I don’t think this was a Monterey Custom. My dad’s ‘70 base Monterey was like this car; no body side molding, but yes, it came with chrome wheel moldings.
Yes, it’s rare to find a 3-speed manual with V-8 in a full size American car. Too bad the 3-speed manual with overdrive — the kind that required pushing and pulling a knob under the dash to engage and disengage the OD, wasn’t offered as well. I imagine a big V-8 with such a transmission would have made an interesting performer. When was this type of transmission last offered as an option?
I remember reading Paul’s article about replacing the standard 3-speed in his F-100 with such a unit and learning that the OD, properly operated offered great flexibility.
Ford offered three-speed plus overdrive on full-size cars through 1967, only with the 240 and 289. It looks like you could have overdrive on a full-size Mercury in 1961, but the ’62 and ’63 brochures only mention it as an option for the Meteor.
Our family had a ’69 Ford Country Squire with the 351 (front disc brakes but otherwise pretty basic) and a ’73 Country Sedan with the 400 (loaded compared to the Squire, with AM/FM, air conditioning (first car with it) power locks (but manual windows) and trailer towing package.

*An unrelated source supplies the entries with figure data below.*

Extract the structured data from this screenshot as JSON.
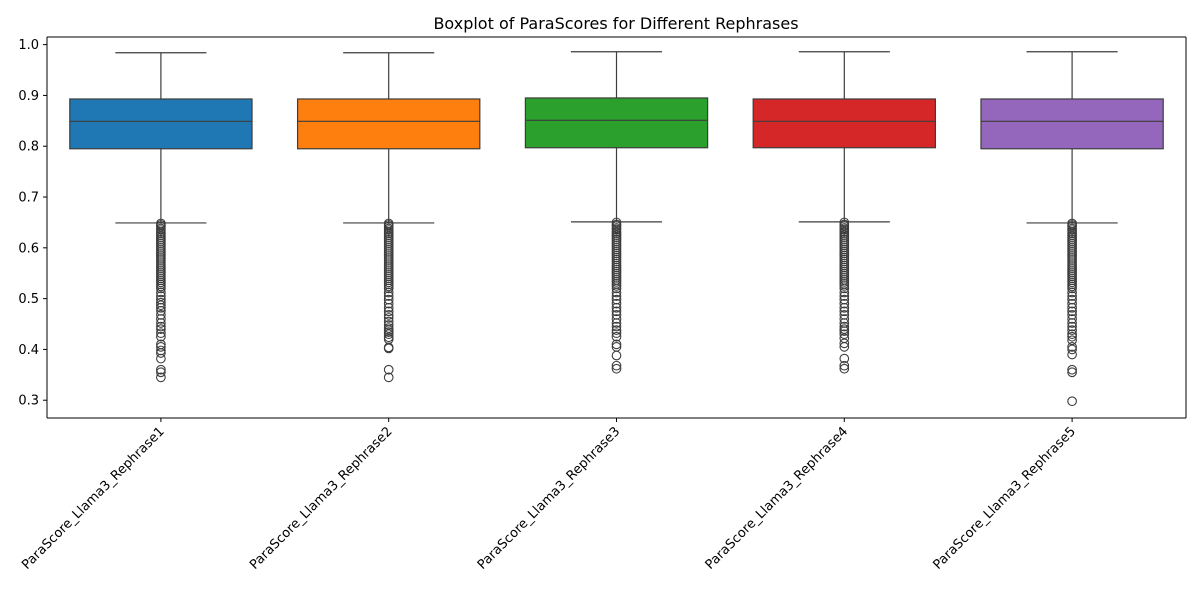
{
  "chart_data": {
    "type": "boxplot",
    "title": "Boxplot of ParaScores for Different Rephrases",
    "xlabel": "",
    "ylabel": "",
    "ylim": [
      0.265,
      1.015
    ],
    "yticks": [
      0.3,
      0.4,
      0.5,
      0.6,
      0.7,
      0.8,
      0.9,
      1.0
    ],
    "ytick_labels": [
      "0.3",
      "0.4",
      "0.5",
      "0.6",
      "0.7",
      "0.8",
      "0.9",
      "1.0"
    ],
    "grid": false,
    "legend": "none",
    "categories": [
      "ParaScore_Llama3_Rephrase1",
      "ParaScore_Llama3_Rephrase2",
      "ParaScore_Llama3_Rephrase3",
      "ParaScore_Llama3_Rephrase4",
      "ParaScore_Llama3_Rephrase5"
    ],
    "series": [
      {
        "color": "#1f77b4",
        "whisker_low": 0.649,
        "q1": 0.795,
        "median": 0.849,
        "q3": 0.893,
        "whisker_high": 0.984,
        "outliers": [
          0.648,
          0.645,
          0.642,
          0.638,
          0.635,
          0.631,
          0.628,
          0.624,
          0.62,
          0.616,
          0.612,
          0.608,
          0.604,
          0.6,
          0.596,
          0.592,
          0.588,
          0.584,
          0.58,
          0.576,
          0.572,
          0.568,
          0.564,
          0.56,
          0.556,
          0.552,
          0.548,
          0.544,
          0.54,
          0.536,
          0.532,
          0.528,
          0.524,
          0.52,
          0.512,
          0.505,
          0.498,
          0.492,
          0.487,
          0.482,
          0.476,
          0.468,
          0.46,
          0.452,
          0.445,
          0.44,
          0.432,
          0.425,
          0.41,
          0.405,
          0.398,
          0.393,
          0.382,
          0.36,
          0.355,
          0.345
        ]
      },
      {
        "color": "#ff7f0e",
        "whisker_low": 0.649,
        "q1": 0.795,
        "median": 0.849,
        "q3": 0.893,
        "whisker_high": 0.984,
        "outliers": [
          0.648,
          0.645,
          0.642,
          0.638,
          0.635,
          0.631,
          0.628,
          0.624,
          0.62,
          0.616,
          0.612,
          0.608,
          0.604,
          0.6,
          0.596,
          0.592,
          0.588,
          0.584,
          0.58,
          0.576,
          0.572,
          0.568,
          0.564,
          0.56,
          0.556,
          0.552,
          0.548,
          0.544,
          0.54,
          0.536,
          0.532,
          0.528,
          0.524,
          0.52,
          0.512,
          0.505,
          0.498,
          0.49,
          0.482,
          0.475,
          0.468,
          0.462,
          0.455,
          0.448,
          0.442,
          0.438,
          0.434,
          0.43,
          0.424,
          0.42,
          0.404,
          0.402,
          0.36,
          0.345
        ]
      },
      {
        "color": "#2ca02c",
        "whisker_low": 0.651,
        "q1": 0.797,
        "median": 0.851,
        "q3": 0.895,
        "whisker_high": 0.986,
        "outliers": [
          0.65,
          0.646,
          0.643,
          0.639,
          0.636,
          0.632,
          0.629,
          0.625,
          0.621,
          0.617,
          0.613,
          0.609,
          0.605,
          0.601,
          0.597,
          0.593,
          0.589,
          0.585,
          0.581,
          0.577,
          0.573,
          0.569,
          0.565,
          0.561,
          0.557,
          0.553,
          0.549,
          0.545,
          0.541,
          0.537,
          0.533,
          0.529,
          0.525,
          0.52,
          0.512,
          0.505,
          0.498,
          0.49,
          0.482,
          0.475,
          0.468,
          0.46,
          0.452,
          0.445,
          0.438,
          0.432,
          0.425,
          0.41,
          0.405,
          0.388,
          0.368,
          0.362
        ]
      },
      {
        "color": "#d62728",
        "whisker_low": 0.651,
        "q1": 0.797,
        "median": 0.849,
        "q3": 0.893,
        "whisker_high": 0.986,
        "outliers": [
          0.65,
          0.646,
          0.643,
          0.639,
          0.636,
          0.632,
          0.629,
          0.625,
          0.621,
          0.617,
          0.613,
          0.609,
          0.605,
          0.601,
          0.597,
          0.593,
          0.589,
          0.585,
          0.581,
          0.577,
          0.573,
          0.569,
          0.565,
          0.561,
          0.557,
          0.553,
          0.549,
          0.545,
          0.541,
          0.537,
          0.533,
          0.529,
          0.525,
          0.52,
          0.512,
          0.505,
          0.498,
          0.49,
          0.482,
          0.475,
          0.468,
          0.46,
          0.452,
          0.445,
          0.44,
          0.436,
          0.43,
          0.422,
          0.412,
          0.405,
          0.382,
          0.368,
          0.362
        ]
      },
      {
        "color": "#9467bd",
        "whisker_low": 0.649,
        "q1": 0.795,
        "median": 0.849,
        "q3": 0.893,
        "whisker_high": 0.986,
        "outliers": [
          0.648,
          0.645,
          0.642,
          0.638,
          0.635,
          0.631,
          0.628,
          0.624,
          0.62,
          0.616,
          0.612,
          0.608,
          0.604,
          0.6,
          0.596,
          0.592,
          0.588,
          0.584,
          0.58,
          0.576,
          0.572,
          0.568,
          0.564,
          0.56,
          0.556,
          0.552,
          0.548,
          0.544,
          0.54,
          0.536,
          0.532,
          0.528,
          0.524,
          0.52,
          0.512,
          0.505,
          0.498,
          0.49,
          0.482,
          0.475,
          0.468,
          0.46,
          0.452,
          0.445,
          0.438,
          0.43,
          0.425,
          0.418,
          0.405,
          0.4,
          0.39,
          0.36,
          0.355,
          0.298
        ]
      }
    ]
  }
}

Our neighbor’s wife drove a late 60’s Ford Fairlane wagon, which had the 3 on the tree. This would have been the early 70’s and it seemed odd even then, but the few times I rode in the car she seemed pretty good with it. Don’t know when even the mid-sized cars came with automatic standard (early 70’s?).
About 1986 or 1987 I was test driving a variety of cars, far more than I ever have since, and one of the cars was a Taurus MT5 wagon. My friends thought I was nuts, and even my parents had moved on from their ’78 Caprice Classic wagon by driving sedans…my Dad had an ’86 Dodge 600 which got totalled by my sister in ’89, replaced by the first of 3 Sables my Dad bought in a row…all of them automatic (my Dad was done with manuals by then, his last was an ’80 Dodge Omni). I think the MT5 had a 4 cylinder; all my Dad’s Sables were 6’s (2 3.0, and 1 3.6 litre). I didn’t buy the MT5 (wonder what my friends would have done if I had? I think the combination of a wagon with a manual was a bit odd, but I did have another friend (different circle) who bought a new Dodge minivan with the 5 speed…he later got a 2.8 litre Passat with the 5 speed also.